Crônica

EMPATIA

Hora da partida. A viagem será para um lugar distante onde a pessoa que parte ficará por muito tempo ou talvez definitivamente. Hora da despedida e todos, os que vão e os que ficam, olham para um lado e para outro procurando o modo, o tempo, a palavra adequada, o último gesto a última palavra. As presenças no interior da casa não se limitam a seus moradores. Amigos lá estão e, também, alguns vizinhos. Outros vizinhos espiam das janelas ou vêm para a calçada, para a rua ou até a porta da casa que se despede.

Curiosidade. Bisbilhotice. É o que provavelmente se dirá agora sobre um ajuntamento assim, congraçamento de pessoas cuja proximidade pode limitar-se ao detalhe aleatório do endereço. Tem disso, certamente. Mas, pode-se dizer que tem, também, o que se chama de empatia. Sentir o que o outro sente. Colocar-se no lugar do outro. Mostrar-se solidário por meio de sentimentos, palavras e presença.

As coisas eram assim. Em nossas pequenas cidades e nas maiores também. Não precisava fechar a porta para a conversa não vazar, porque elas eram gritadas, de uma casa para outra ou no meio da rua. Não é que os segredos não existissem. Pelo contrário. Mas, os segredos tinham sua essência. O mérito de ser algo especial.
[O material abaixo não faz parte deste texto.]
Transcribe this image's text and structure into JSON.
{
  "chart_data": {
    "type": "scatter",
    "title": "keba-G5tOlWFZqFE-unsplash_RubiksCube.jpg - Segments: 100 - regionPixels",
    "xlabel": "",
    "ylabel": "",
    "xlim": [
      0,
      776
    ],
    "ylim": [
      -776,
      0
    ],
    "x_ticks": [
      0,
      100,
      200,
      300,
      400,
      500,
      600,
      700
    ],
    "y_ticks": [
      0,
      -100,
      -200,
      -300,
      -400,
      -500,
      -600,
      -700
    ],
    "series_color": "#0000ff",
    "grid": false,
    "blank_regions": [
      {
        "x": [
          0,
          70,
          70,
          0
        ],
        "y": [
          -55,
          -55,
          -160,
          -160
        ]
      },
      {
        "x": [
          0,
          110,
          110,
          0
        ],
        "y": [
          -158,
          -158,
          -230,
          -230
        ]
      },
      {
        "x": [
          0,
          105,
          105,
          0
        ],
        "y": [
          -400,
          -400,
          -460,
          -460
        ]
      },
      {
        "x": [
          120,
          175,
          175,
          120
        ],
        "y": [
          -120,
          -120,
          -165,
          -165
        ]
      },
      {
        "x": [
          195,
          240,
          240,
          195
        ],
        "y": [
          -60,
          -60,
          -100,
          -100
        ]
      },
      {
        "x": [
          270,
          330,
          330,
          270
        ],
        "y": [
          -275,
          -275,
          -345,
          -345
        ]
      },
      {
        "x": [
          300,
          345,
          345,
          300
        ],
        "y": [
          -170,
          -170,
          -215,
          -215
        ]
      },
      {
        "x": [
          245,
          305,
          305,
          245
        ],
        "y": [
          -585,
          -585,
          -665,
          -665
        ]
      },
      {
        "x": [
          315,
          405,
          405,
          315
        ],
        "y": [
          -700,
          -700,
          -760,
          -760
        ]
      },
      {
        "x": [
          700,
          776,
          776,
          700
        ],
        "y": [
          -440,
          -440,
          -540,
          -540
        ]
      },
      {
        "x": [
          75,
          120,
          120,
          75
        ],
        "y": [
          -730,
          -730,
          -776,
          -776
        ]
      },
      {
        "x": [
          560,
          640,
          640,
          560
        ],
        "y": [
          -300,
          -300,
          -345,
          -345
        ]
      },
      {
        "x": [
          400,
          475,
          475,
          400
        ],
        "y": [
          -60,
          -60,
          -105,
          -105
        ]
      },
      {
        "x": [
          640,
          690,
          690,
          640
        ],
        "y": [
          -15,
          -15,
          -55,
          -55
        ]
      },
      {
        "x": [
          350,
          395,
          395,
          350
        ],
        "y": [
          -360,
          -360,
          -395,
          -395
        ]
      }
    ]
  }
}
Não se colocava a mão na frente da boca, pelo risco de leitura labial, para se falar uma tolice qualquer.

O formalismo importado de outras culturas, que morre de medo de parecer piegas, medo de parecer quem é, redundou em certa indiferença, comum nesses tempos em que jamais se escutou tanto discurso sobre respeito, dignidade, comprometimento social, que mais enaltece quem fala do que se identifica com o outro. Importam os princípios, mas há certo embaçamento dificultando a percepção sobre onde esses princípios encontram as pessoas. Na prática prevalece a ideia do cada um no seu canto, “no seu quadrado”.

A resistência que pode salvar a alma brasileira ainda é encontrada em algumas cidades de nosso universo interiorano. A insistência em colocar a cadeira na calçada, na boca da noite. O embate com a tendência à massificação de costumes impostos por modismos. O movimento contrário à necessidade de parecer importante para quem não importa.

O ser humano é único na sua capacidade de desobedecer. Ouvi do meu neto. A desobediência aliada à razão, ao bom senso, será fundamental para se contrapor à imposição sutil que vem de todos os lados e de diferentes formas distorcendo conceitos essenciais ao modo autenticamente brasileiro de conviver, que explica, na prática, o que é empatia.